The Simple Agreement for Future Tokens (SAFT) project aims to streamline investor accreditation and verification, but may actually create more legal burden from the perspective of securities law. In a 15-page report, the Cardozo Blockchain Project argues that SAFTs “could heighten the exuberance manifesting in markets for blockchain-based tokens and make it even more difficult to provide consumers access to potentially impactful new technology.”
That’s not to say that the researchers are necessarily opposed to the project; they just believe that it could have the opposite effect when it comes to consumer protection.
They go on to say that, “the SAFT Approach ultimately fails to deliver a simplified and binary compliant token sale framework as advertised. Tokens underlying a SAFT may be more likely to be deemed securities, thus potentially subjecting token sellers to significant legal or economic risks.”
Against this backdrop, the authors suggest that SAFTs would heighten the probability of token raises being labelled securities. Although this isn’t inherently bad, most ICO issuers don’t want to go down this path. After all, any token deemed a security is subject to federal oversight by the Securities and Exchange Commission (SEC).
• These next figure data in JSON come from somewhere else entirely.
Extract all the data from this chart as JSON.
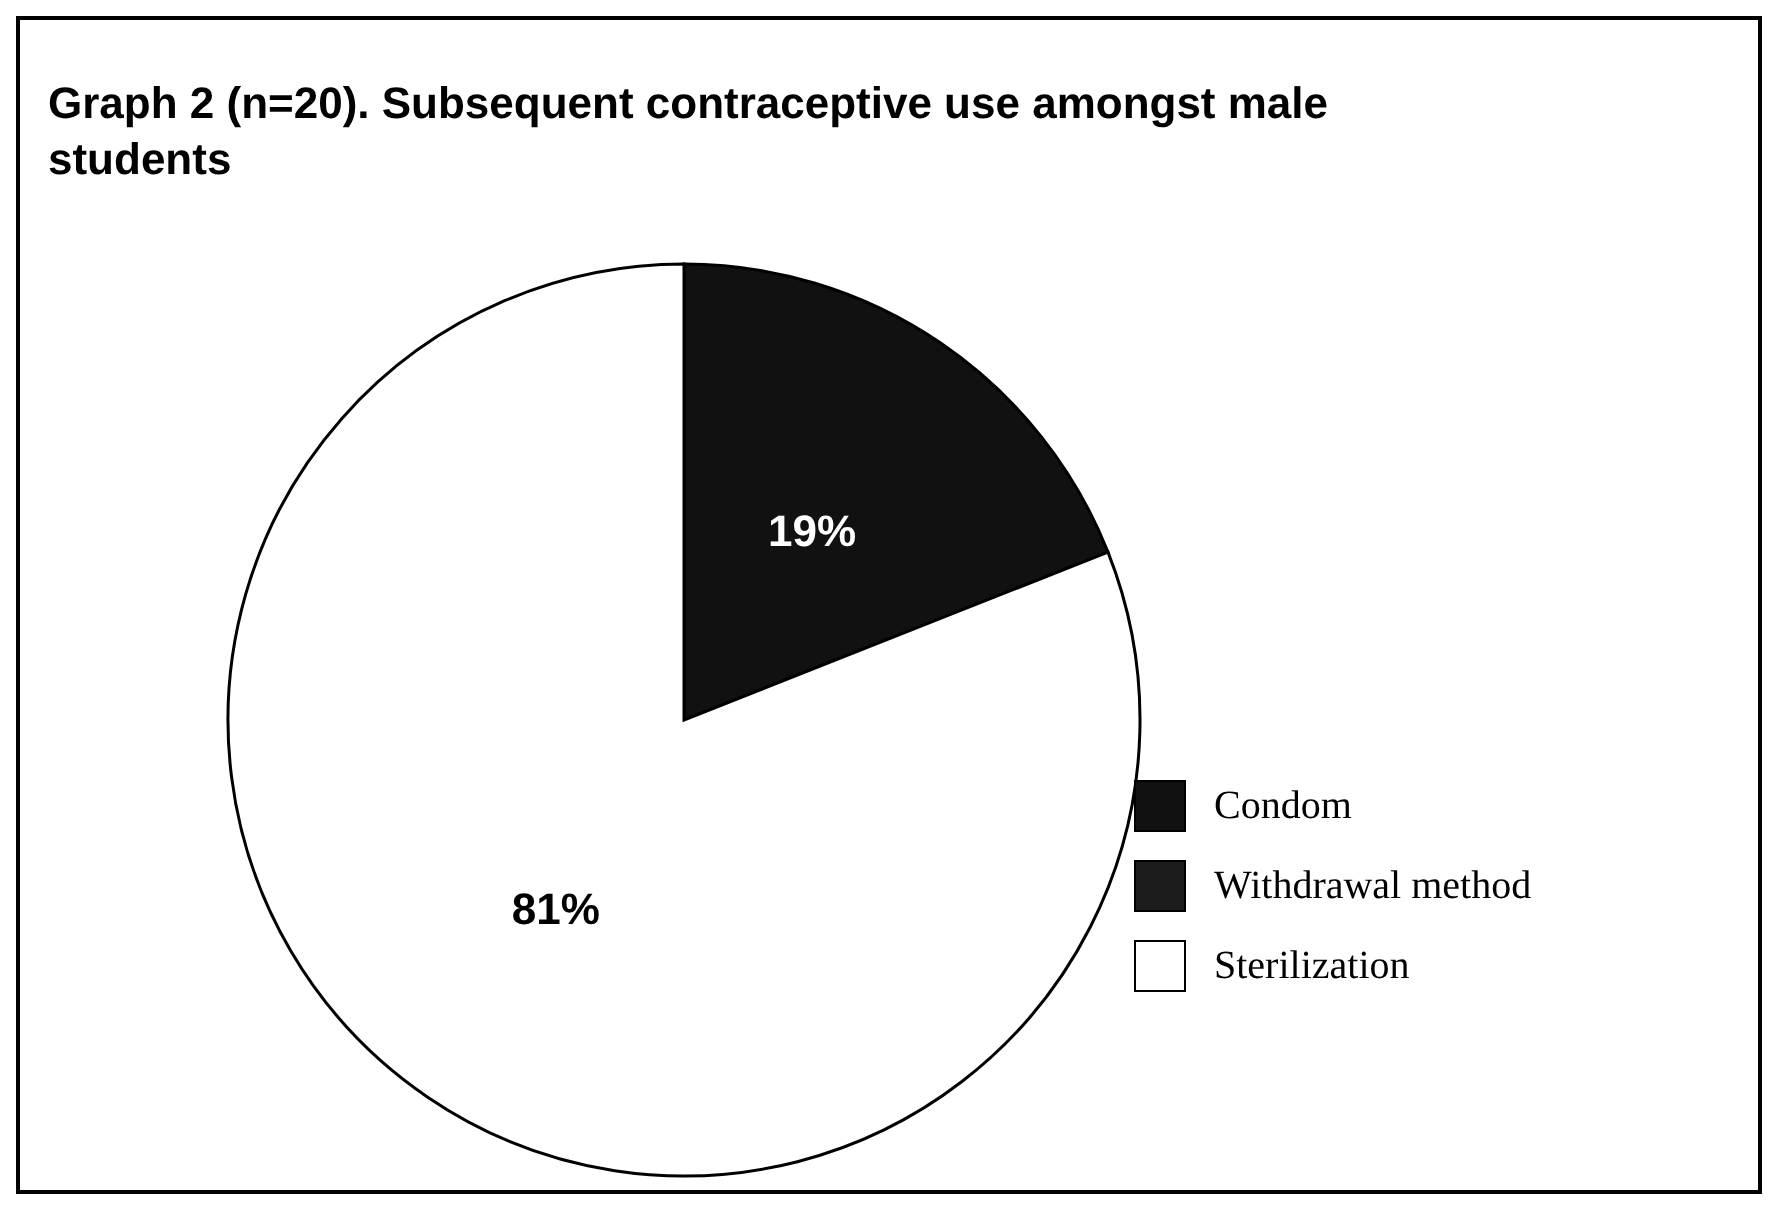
{
  "chart_data": {
    "type": "pie",
    "title": "Graph 2 (n=20).  Subsequent contraceptive use amongst male students",
    "categories": [
      "Condom",
      "Withdrawal method",
      "Sterilization"
    ],
    "values": [
      19,
      0,
      81
    ],
    "colors": [
      "#111111",
      "#1c1c1c",
      "#ffffff"
    ],
    "value_labels": [
      "19%",
      null,
      "81%"
    ],
    "legend": "right"
  }
}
This could have a devastating impact on a token raise if regulators determine after the fact that it is indeed a security token.
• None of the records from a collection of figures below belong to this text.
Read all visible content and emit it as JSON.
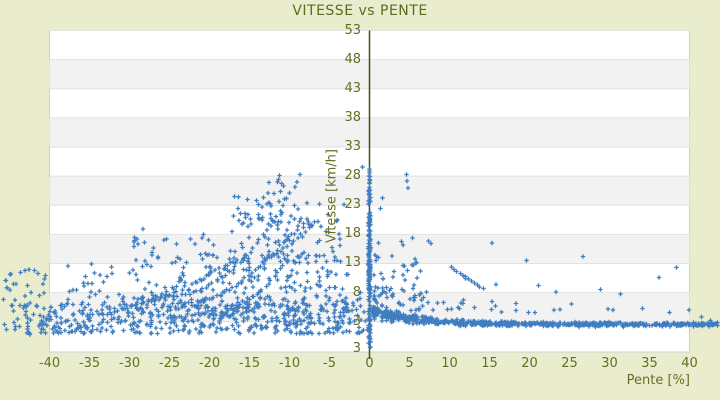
{
  "chart_data": {
    "type": "scatter",
    "title": "VITESSE vs PENTE",
    "xlabel": "Pente [%]",
    "ylabel": "Vitesse [km/h]",
    "legend": "none",
    "grid": "horizontal-alternating-bands",
    "marker": "plus",
    "xlim": [
      -40,
      40
    ],
    "ylim": [
      -2.2,
      53
    ],
    "x_ticks": [
      -40,
      -35,
      -30,
      -25,
      -20,
      -15,
      -10,
      -5,
      0,
      5,
      10,
      15,
      20,
      25,
      30,
      35,
      40
    ],
    "y_ticks": [
      53,
      48,
      43,
      38,
      33,
      28,
      23,
      18,
      13,
      8,
      3
    ],
    "y_edge_tick_label": "3",
    "axis_at_x": 0,
    "colors": {
      "page_background": "#e9edce",
      "plot_background": "#ffffff",
      "band_alt": "#f2f2f2",
      "grid_line": "#e2e2e2",
      "plot_border": "#cfcfcf",
      "axis_line": "#454f15",
      "text": "#666f21",
      "title_text": "#5e6a1d",
      "point": "#3e7dc0"
    },
    "distribution": {
      "comment": "parameters describing the ~2000 plotted points (speed km/h vs slope %), estimated from pixels",
      "clusters": [
        {
          "name": "left-low-cloud",
          "type": "box",
          "count": 430,
          "x": [
            -43,
            -0.5
          ],
          "y": [
            1.0,
            6.0
          ],
          "ypow": 1.4
        },
        {
          "name": "left-low-core",
          "type": "box",
          "count": 120,
          "x": [
            -30,
            -2
          ],
          "y": [
            2.0,
            7.5
          ]
        },
        {
          "name": "left-mid-far",
          "type": "box",
          "count": 85,
          "x": [
            -38,
            -18
          ],
          "y": [
            5,
            13
          ]
        },
        {
          "name": "left-mid-near",
          "type": "box",
          "count": 150,
          "x": [
            -21,
            -1
          ],
          "y": [
            5,
            14.5
          ]
        },
        {
          "name": "left-upper-far",
          "type": "box",
          "count": 40,
          "x": [
            -30,
            -15
          ],
          "y": [
            13,
            19
          ]
        },
        {
          "name": "left-upper-near",
          "type": "box",
          "count": 70,
          "x": [
            -16,
            -3.5
          ],
          "y": [
            13,
            21.5
          ]
        },
        {
          "name": "left-high",
          "type": "box",
          "count": 40,
          "x": [
            -17,
            -6
          ],
          "y": [
            19.5,
            24.5
          ]
        },
        {
          "name": "left-peak",
          "type": "box",
          "count": 9,
          "x": [
            -13,
            -8
          ],
          "y": [
            24.5,
            28.5
          ]
        },
        {
          "name": "left-outside-margin",
          "type": "box",
          "count": 48,
          "x": [
            -46.2,
            -40
          ],
          "y": [
            0.8,
            12
          ],
          "ypow": 1.3
        },
        {
          "name": "arc-big",
          "type": "curve",
          "count": 42,
          "x": [
            -26,
            -8.6
          ],
          "y": [
            7.2,
            28.3
          ],
          "k": 2.2,
          "jx": 0.4,
          "jy": 0.45
        },
        {
          "name": "arc-2",
          "type": "curve",
          "count": 30,
          "x": [
            -22.5,
            -9.8
          ],
          "y": [
            6.3,
            18.2
          ],
          "k": 1.8,
          "jx": 0.4,
          "jy": 0.4
        },
        {
          "name": "arc-3",
          "type": "curve",
          "count": 26,
          "x": [
            -30.5,
            -17
          ],
          "y": [
            5.8,
            13.8
          ],
          "k": 1.6,
          "jx": 0.4,
          "jy": 0.4
        },
        {
          "name": "arc-4",
          "type": "curve",
          "count": 22,
          "x": [
            -18.3,
            -10.4
          ],
          "y": [
            4.8,
            13.4
          ],
          "k": 1.7,
          "jx": 0.35,
          "jy": 0.35
        },
        {
          "name": "arc-5",
          "type": "curve",
          "count": 18,
          "x": [
            -34.5,
            -24
          ],
          "y": [
            4.2,
            9.0
          ],
          "k": 1.5,
          "jx": 0.4,
          "jy": 0.4
        },
        {
          "name": "arc-6",
          "type": "curve",
          "count": 16,
          "x": [
            -13.2,
            -6.8
          ],
          "y": [
            13.8,
            20.2
          ],
          "k": 1.4,
          "jx": 0.3,
          "jy": 0.35
        },
        {
          "name": "arc-right-descending",
          "type": "curve",
          "count": 12,
          "x": [
            10.2,
            14.2
          ],
          "y": [
            12.3,
            8.7
          ],
          "k": 1.0,
          "jx": 0.2,
          "jy": 0.25
        },
        {
          "name": "zero-column-main",
          "type": "column",
          "count": 135,
          "x": 0,
          "jitter": 0.16,
          "y": [
            1.2,
            18
          ]
        },
        {
          "name": "zero-column-upper",
          "type": "column",
          "count": 40,
          "x": 0,
          "jitter": 0.13,
          "y": [
            18,
            26.5
          ]
        },
        {
          "name": "zero-column-top",
          "type": "column",
          "count": 10,
          "x": 0,
          "jitter": 0.1,
          "y": [
            26.5,
            29.2
          ]
        },
        {
          "name": "zero-column-low",
          "type": "column",
          "count": 14,
          "x": 0,
          "jitter": 0.14,
          "y": [
            -1.5,
            1.2
          ]
        },
        {
          "name": "right-decay-band",
          "type": "decay",
          "count": 680,
          "x": [
            0.4,
            43.5
          ],
          "xpow": 1.3,
          "yinf": 2.55,
          "amp": 2.1,
          "tau": 6,
          "s0": 0.75,
          "stau": 9,
          "s1": 0.3
        },
        {
          "name": "right-scatter-low",
          "type": "box",
          "count": 55,
          "x": [
            0.5,
            8
          ],
          "y": [
            4.8,
            9
          ],
          "xpow": 1.6
        },
        {
          "name": "right-scatter-mid",
          "type": "box",
          "count": 22,
          "x": [
            0.5,
            6.5
          ],
          "y": [
            9,
            14.5
          ],
          "xpow": 1.6
        },
        {
          "name": "right-stragglers",
          "type": "box",
          "count": 14,
          "x": [
            8,
            20
          ],
          "y": [
            4.5,
            7
          ],
          "xpow": 1.3
        },
        {
          "name": "right-far-stragglers",
          "type": "box",
          "count": 12,
          "x": [
            10,
            40
          ],
          "y": [
            4.5,
            6.2
          ]
        }
      ],
      "outlier_points": [
        [
          4.6,
          28.3
        ],
        [
          4.7,
          27.2
        ],
        [
          4.8,
          26.0
        ],
        [
          1.6,
          24.2
        ],
        [
          1.4,
          22.4
        ],
        [
          -0.9,
          29.6
        ],
        [
          -3.2,
          23.1
        ],
        [
          1.1,
          16.5
        ],
        [
          4.0,
          16.8
        ],
        [
          4.2,
          16.2
        ],
        [
          5.4,
          17.4
        ],
        [
          7.4,
          16.9
        ],
        [
          7.7,
          16.4
        ],
        [
          15.3,
          16.5
        ],
        [
          2.8,
          14.3
        ],
        [
          5.8,
          13.1
        ],
        [
          15.8,
          9.4
        ],
        [
          26.7,
          14.2
        ],
        [
          38.4,
          12.3
        ],
        [
          36.2,
          10.6
        ],
        [
          19.6,
          13.5
        ],
        [
          23.3,
          8.1
        ],
        [
          31.4,
          7.8
        ],
        [
          12.0,
          10.4
        ],
        [
          21.1,
          9.2
        ],
        [
          28.9,
          8.5
        ],
        [
          41.5,
          3.8
        ],
        [
          42.6,
          3.2
        ],
        [
          43.5,
          2.9
        ],
        [
          -44.5,
          9.5
        ],
        [
          -41.9,
          11.8
        ]
      ],
      "random_seed": 7
    }
  }
}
A New Regulatory Approach?
As the debate over security tokens intensifies, the cryptocurrency community is looking for new ways to navigate the regulatory landscape. Token compliance platform iComplyICO recently published a whitepaper where it argues for a “systematized version of the Howey Test” to determine if a security token can be quantified from the perspective of validation and legal review. This protocol includes automated KYC and identity verification on both sides of the transaction.
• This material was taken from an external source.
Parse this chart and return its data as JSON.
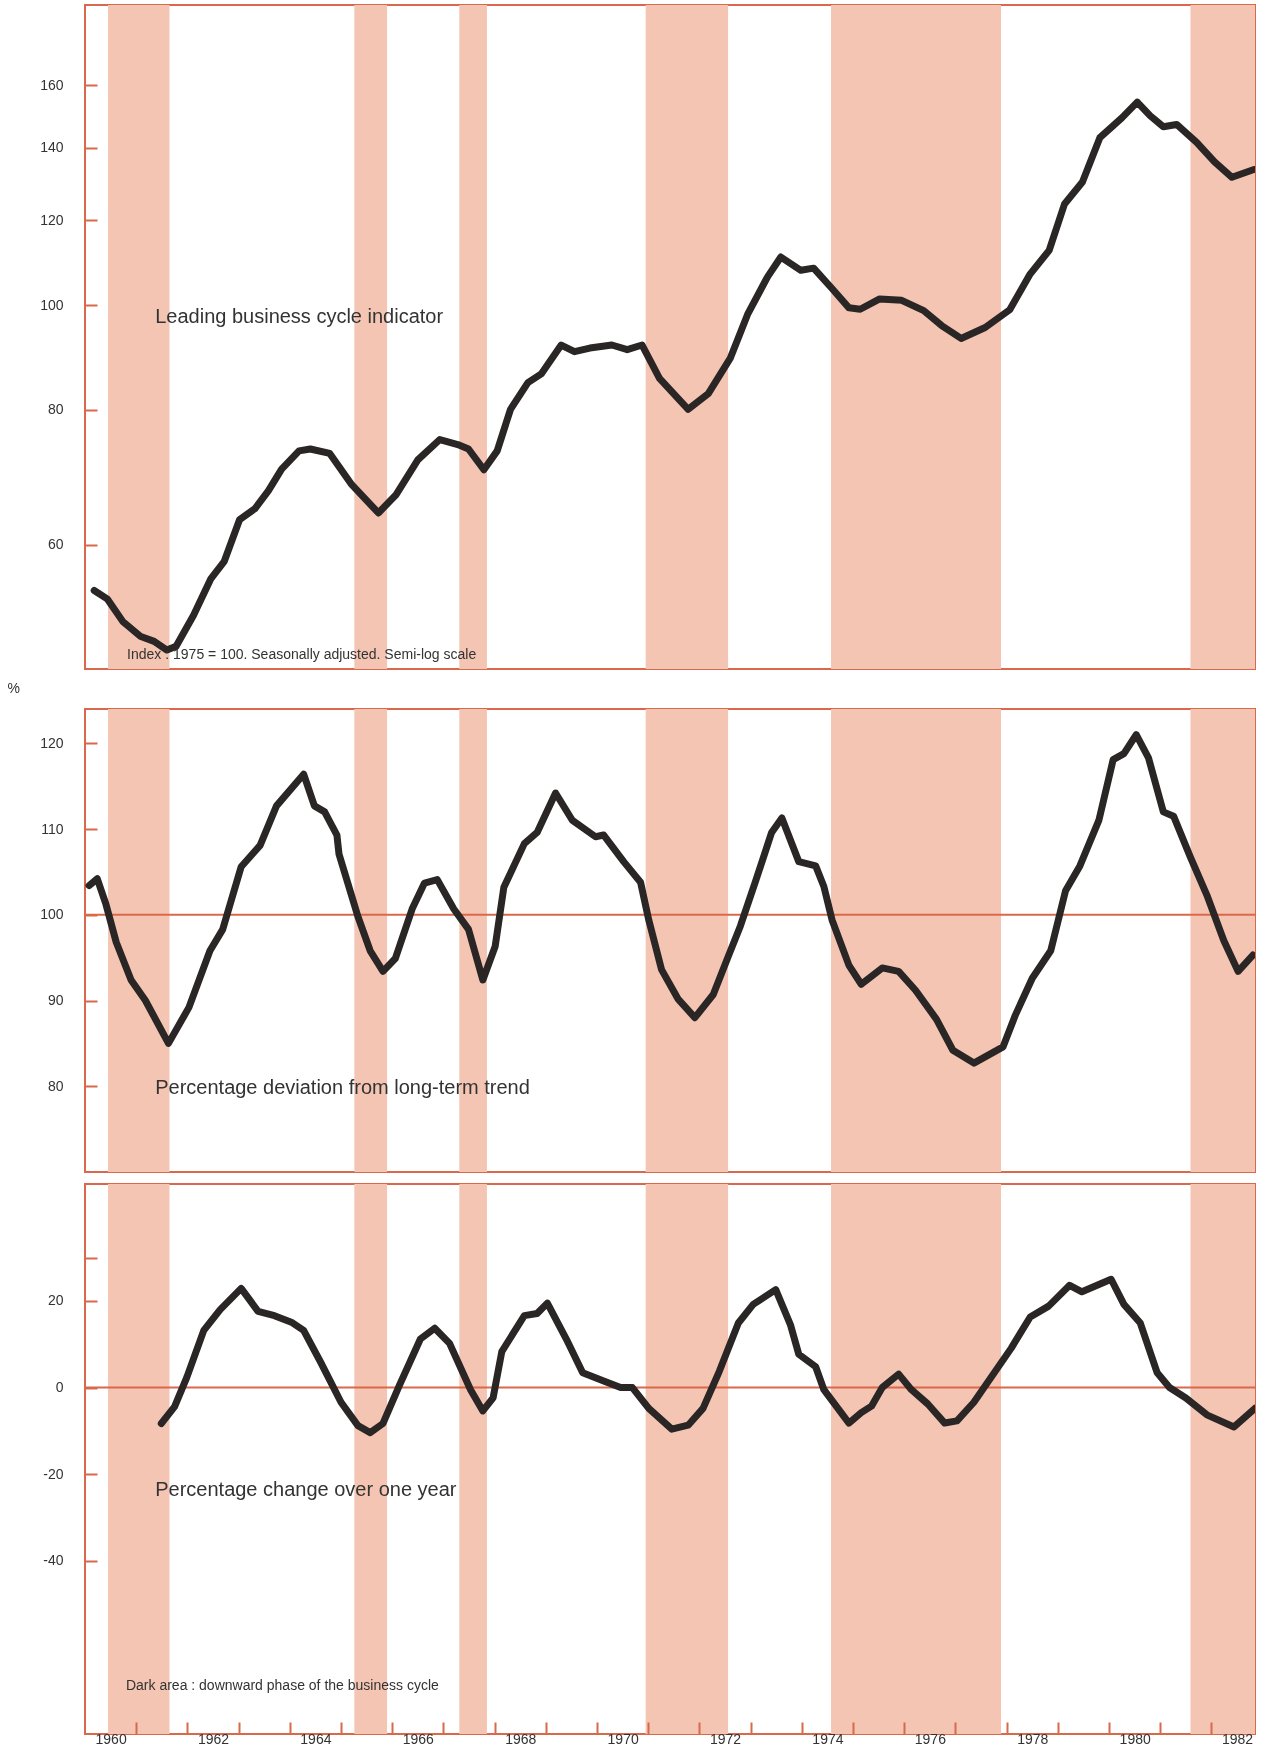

Despite a lack of regulatory certainty, the blockchain community has attained several legal milestones in just a few years. According to iComplyICO, these include the Coinbase framework, the Howey Test, the SEC ruling on Slock.it and the Canadian Securities Administrators (CSA) ruling on cryptocurrency offerings.
The CSA notice, which was published in August, suggested that many token offerings fall under the definition of securities under Canadian law. As such, these projects must issue a prospectus before launching. The CSA also said these products may also have the characteristics of derivatives, which would subject them to derivatives laws.
This approach is consistent with the one taken by the SEC in the United States and regulators in Singapore.
As the regulatory issues get ironed out, it’s abundantly clear that the ICO market is still running hot. It remains to be seen whether SAFTs are the answer to an increasingly complex web of regulation or whether industry participants will create a new alternative to drive the market forward.
Disclaimer: The author owns bitcoin, Ethereum and other cryptocurrencies. He holds investment positions in the coins, but does not engage in short-term or day-trading.